Growing people-to-people ties
- The numbers of Indian-born Australians has tripled over the past decade.
- Almost half a million of Australia’s 24 million citizens are now of Indian origin.
- Punjabi is the fastest growing language in Australia; Hinduism the fastest growing religion.
- There are 53,000 Indian students studying in Australia today, second largest source of overseas students.
- And 233,000 Indians visited Australia in 2015, making India our eighth largest source of visitors.
Focus Areas of Relationship now
- Australian PM has written an editorial in the Hindu and mentions that the three focus areas of relationship are Economic relations, Education and strategic partnerships.
Economic Relations
- India is fastest growing major economy today and it presents Australia a rare opportunity be a part of the growth story. From Mumbai to Melbourne, from Bengaluru to Brisbane, India will be in the market to buy some of the best things Australia has to offer.
- Trade between our countries is a little less than $20 billion but there is huge potential to even quadruple it.
Education Partnership
- Australia is the second-most popular study destination for Indian students — 60,000 students went to Australia to learn.
- Australian Government launched New Colombo Plan, to send more and more young Australians to India as a place to study and boost their own qualifications and experience.
- Skill India Mission which Indian Government is aiming to train 400 million people by 2022, Australia can help us in this regard.
- Collaboration between our institutes on high-end research, innovation, science and technology are central to developing our knowledge partnership.
- Australia’s minister for education and training, senator Simon Birmingham, is bringing one of the largest Australian delegations of skills providers and higher education representatives to visit India to celebrate Australia’s knowledge partnership with India.
Strategic Relations
- The security and stability of the Indo-Pacific is fundamental to both of us and my visit provides an opportunity to discuss key regional and geostrategic issues and strengthen our engagement.

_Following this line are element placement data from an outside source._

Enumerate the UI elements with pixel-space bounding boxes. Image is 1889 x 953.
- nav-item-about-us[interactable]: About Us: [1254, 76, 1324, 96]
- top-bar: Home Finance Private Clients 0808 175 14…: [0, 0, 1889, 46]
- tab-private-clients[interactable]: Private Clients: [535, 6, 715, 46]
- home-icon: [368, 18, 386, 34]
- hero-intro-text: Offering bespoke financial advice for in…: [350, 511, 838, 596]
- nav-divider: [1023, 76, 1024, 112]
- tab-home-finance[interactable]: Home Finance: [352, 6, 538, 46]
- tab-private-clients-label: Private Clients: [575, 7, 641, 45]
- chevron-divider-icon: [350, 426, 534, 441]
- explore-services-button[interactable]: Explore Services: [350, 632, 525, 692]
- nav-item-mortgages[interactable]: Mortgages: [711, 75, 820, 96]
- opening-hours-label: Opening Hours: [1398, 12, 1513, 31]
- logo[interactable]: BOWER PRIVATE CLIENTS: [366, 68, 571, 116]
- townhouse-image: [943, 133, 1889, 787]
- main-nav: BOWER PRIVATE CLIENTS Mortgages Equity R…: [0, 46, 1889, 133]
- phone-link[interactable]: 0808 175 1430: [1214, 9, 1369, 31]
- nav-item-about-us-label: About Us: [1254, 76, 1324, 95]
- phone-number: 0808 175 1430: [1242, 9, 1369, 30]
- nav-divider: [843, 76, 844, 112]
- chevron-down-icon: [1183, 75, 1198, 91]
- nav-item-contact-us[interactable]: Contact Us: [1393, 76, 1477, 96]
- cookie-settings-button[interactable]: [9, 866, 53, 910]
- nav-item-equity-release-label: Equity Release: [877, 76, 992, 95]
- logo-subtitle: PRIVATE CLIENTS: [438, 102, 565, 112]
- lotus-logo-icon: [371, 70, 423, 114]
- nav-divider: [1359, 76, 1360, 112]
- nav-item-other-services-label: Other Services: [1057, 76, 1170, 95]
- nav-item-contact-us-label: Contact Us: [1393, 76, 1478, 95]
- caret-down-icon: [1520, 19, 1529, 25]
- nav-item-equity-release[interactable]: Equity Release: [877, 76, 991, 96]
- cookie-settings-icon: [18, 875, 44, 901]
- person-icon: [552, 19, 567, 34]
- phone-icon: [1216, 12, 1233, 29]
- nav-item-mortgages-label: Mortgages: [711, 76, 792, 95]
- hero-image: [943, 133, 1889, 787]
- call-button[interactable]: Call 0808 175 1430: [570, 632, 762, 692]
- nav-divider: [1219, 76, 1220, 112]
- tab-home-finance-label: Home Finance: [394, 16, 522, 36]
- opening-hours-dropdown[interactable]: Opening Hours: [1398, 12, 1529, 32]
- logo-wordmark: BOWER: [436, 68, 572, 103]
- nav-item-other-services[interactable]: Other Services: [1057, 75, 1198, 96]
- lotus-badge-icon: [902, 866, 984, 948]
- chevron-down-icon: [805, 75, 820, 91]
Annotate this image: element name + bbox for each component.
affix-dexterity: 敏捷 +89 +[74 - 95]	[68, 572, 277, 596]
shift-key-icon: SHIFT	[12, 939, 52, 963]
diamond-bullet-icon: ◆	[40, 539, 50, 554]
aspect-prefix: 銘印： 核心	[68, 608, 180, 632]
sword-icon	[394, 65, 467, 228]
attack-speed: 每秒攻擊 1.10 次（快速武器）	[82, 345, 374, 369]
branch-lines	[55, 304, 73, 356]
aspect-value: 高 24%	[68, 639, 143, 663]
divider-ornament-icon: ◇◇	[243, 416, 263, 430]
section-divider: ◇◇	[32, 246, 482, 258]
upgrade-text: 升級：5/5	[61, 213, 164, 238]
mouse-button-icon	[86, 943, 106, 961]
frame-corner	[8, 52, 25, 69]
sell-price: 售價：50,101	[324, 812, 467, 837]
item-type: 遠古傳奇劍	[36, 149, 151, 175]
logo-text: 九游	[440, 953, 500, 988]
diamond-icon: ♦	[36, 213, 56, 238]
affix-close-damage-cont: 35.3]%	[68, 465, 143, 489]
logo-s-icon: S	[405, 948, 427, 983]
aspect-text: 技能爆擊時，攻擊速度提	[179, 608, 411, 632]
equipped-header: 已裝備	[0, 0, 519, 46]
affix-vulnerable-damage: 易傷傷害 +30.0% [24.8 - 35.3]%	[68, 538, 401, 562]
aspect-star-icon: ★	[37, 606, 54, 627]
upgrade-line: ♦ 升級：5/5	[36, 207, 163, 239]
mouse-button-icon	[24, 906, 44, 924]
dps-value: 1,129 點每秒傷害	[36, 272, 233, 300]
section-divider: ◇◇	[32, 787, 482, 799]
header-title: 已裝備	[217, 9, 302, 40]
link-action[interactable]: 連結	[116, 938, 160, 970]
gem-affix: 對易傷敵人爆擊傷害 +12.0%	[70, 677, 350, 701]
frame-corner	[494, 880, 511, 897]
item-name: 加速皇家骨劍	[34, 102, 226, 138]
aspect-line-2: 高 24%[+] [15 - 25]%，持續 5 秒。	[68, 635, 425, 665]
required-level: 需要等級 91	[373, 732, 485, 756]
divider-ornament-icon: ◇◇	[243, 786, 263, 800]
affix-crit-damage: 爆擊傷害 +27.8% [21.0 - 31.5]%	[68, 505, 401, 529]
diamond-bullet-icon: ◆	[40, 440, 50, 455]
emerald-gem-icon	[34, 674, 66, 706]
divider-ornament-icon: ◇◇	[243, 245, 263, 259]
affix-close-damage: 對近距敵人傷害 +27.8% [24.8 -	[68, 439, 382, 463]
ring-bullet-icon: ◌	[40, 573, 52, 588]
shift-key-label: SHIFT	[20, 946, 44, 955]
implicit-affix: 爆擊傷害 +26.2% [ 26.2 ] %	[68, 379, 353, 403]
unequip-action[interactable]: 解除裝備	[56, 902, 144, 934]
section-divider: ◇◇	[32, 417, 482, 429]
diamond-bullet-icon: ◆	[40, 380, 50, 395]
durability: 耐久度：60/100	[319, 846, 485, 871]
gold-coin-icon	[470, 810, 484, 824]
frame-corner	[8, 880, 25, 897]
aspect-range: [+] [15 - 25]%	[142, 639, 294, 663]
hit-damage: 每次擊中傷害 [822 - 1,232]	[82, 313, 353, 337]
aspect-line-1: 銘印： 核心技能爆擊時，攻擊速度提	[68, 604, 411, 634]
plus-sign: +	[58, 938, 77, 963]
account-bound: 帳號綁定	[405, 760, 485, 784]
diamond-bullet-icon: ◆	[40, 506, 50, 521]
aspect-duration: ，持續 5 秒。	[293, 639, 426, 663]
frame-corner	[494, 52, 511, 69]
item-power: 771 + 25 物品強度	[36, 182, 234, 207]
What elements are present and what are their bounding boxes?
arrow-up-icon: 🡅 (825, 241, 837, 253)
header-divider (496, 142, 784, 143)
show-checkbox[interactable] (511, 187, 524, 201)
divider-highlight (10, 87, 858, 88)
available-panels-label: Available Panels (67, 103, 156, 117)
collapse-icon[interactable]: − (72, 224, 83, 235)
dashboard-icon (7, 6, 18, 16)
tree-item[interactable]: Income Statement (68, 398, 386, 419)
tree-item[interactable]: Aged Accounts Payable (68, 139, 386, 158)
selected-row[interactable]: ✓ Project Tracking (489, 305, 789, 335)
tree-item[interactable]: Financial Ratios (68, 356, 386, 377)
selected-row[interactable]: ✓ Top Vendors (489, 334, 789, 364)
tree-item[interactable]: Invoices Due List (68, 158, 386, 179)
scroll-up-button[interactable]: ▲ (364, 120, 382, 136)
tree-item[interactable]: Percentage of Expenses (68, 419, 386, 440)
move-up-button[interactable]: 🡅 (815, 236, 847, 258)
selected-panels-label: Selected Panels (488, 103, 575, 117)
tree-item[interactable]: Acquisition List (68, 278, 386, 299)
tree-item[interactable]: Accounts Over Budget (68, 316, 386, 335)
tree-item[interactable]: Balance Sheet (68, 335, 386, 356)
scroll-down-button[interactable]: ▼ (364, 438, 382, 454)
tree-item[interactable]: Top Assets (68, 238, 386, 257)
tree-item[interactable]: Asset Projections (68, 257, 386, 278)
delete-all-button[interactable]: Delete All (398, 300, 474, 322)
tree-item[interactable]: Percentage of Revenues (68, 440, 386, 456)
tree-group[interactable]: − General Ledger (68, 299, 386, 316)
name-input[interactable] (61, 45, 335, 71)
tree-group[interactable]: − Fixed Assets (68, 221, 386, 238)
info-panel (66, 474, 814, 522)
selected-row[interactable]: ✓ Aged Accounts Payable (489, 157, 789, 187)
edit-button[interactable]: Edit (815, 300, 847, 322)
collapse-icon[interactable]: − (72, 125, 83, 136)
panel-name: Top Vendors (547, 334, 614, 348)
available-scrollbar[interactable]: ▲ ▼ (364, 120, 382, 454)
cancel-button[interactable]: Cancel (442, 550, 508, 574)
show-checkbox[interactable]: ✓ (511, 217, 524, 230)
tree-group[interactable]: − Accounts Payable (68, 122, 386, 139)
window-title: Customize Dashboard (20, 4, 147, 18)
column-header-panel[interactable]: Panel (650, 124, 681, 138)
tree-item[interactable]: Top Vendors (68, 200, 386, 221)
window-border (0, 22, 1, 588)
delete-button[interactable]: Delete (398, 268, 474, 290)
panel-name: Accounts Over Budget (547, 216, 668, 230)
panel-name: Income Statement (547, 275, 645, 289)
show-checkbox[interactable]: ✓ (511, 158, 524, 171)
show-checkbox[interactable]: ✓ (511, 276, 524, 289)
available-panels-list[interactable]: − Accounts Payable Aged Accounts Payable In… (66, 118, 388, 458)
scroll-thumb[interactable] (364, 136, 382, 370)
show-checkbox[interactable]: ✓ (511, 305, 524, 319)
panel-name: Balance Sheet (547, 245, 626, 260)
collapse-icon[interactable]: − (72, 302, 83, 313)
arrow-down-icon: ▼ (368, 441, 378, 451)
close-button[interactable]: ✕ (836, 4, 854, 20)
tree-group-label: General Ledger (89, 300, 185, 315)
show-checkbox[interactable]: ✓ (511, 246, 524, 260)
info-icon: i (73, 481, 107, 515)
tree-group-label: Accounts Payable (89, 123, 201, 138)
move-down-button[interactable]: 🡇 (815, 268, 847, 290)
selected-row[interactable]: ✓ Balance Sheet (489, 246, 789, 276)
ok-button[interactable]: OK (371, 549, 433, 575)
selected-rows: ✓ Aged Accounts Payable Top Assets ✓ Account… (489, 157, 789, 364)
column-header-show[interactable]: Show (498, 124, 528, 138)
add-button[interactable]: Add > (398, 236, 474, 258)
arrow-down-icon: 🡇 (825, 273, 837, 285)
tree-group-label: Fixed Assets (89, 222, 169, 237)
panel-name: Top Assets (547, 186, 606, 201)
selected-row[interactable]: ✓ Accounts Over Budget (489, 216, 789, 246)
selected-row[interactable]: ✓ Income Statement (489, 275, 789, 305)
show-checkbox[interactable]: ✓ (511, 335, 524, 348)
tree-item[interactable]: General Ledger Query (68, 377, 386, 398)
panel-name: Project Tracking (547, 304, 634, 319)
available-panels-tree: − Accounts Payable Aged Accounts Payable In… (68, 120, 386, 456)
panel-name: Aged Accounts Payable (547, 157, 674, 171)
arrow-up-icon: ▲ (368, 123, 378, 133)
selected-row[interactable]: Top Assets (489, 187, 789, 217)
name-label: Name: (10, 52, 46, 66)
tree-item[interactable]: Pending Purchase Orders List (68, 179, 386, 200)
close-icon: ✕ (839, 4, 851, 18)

- Australia has recently adopted the terminology – “Indo-Pacific” moving away from the Asia-Pacific bringing India into the strategic frame of the region reflecting India’s greater involvement in East Asian affairs, both directly and also institutionally through the East Asian Summit.
- Last year we saw new or expanded maritime, cyber, terrorism and transnational crime dialogues. We had our first bilateral maritime exercise – AUSINDEX – which will occur biennially now.
- Civil nuclear cooperation agreement entered into force, enabling the export of uranium to India.
Challenges
- Adani Group is facing opposition to its plans to invest $16.5 billion in a coal mine in Queensland. Australia’s largest coal project—which could fuel power generation for 100 million Indians and create 10,000 jobs in Queensland—has ignited protests from environment groups who are concerned that the development will increase carbon pollution and endanger the health of the Great Barrier Reef marine park in northern Queensland.
- Environmental opposition to the mine, which could begin production in 2020, has delayed the first phase of the project and prompted the company to cut underground capacity by 38%. This will be on table while negotiating deals
- The Australia-India Council (AIC) was established by the Australian Government in May 1992 to broaden and deepen Australia-India relations through contacts and exchanges in a range of fields that promote mutual awareness and understanding. The AIC is a non-statutory body with a Chairman and a Board appointed by the Government on a part-time basis for three years. The AIC is serviced by a secretariat in Canberra, while the Australian High Commission in New Delhi manages the AIC’s activities in India.
Conclusion
- We share strategic interests in Asia, our economies are highly complementary, the values are closely aligned. We both value democracy, liberty, the rule of law, human rights and freedom of expression. We are both maritime nations for whom regional stability is of paramount importance.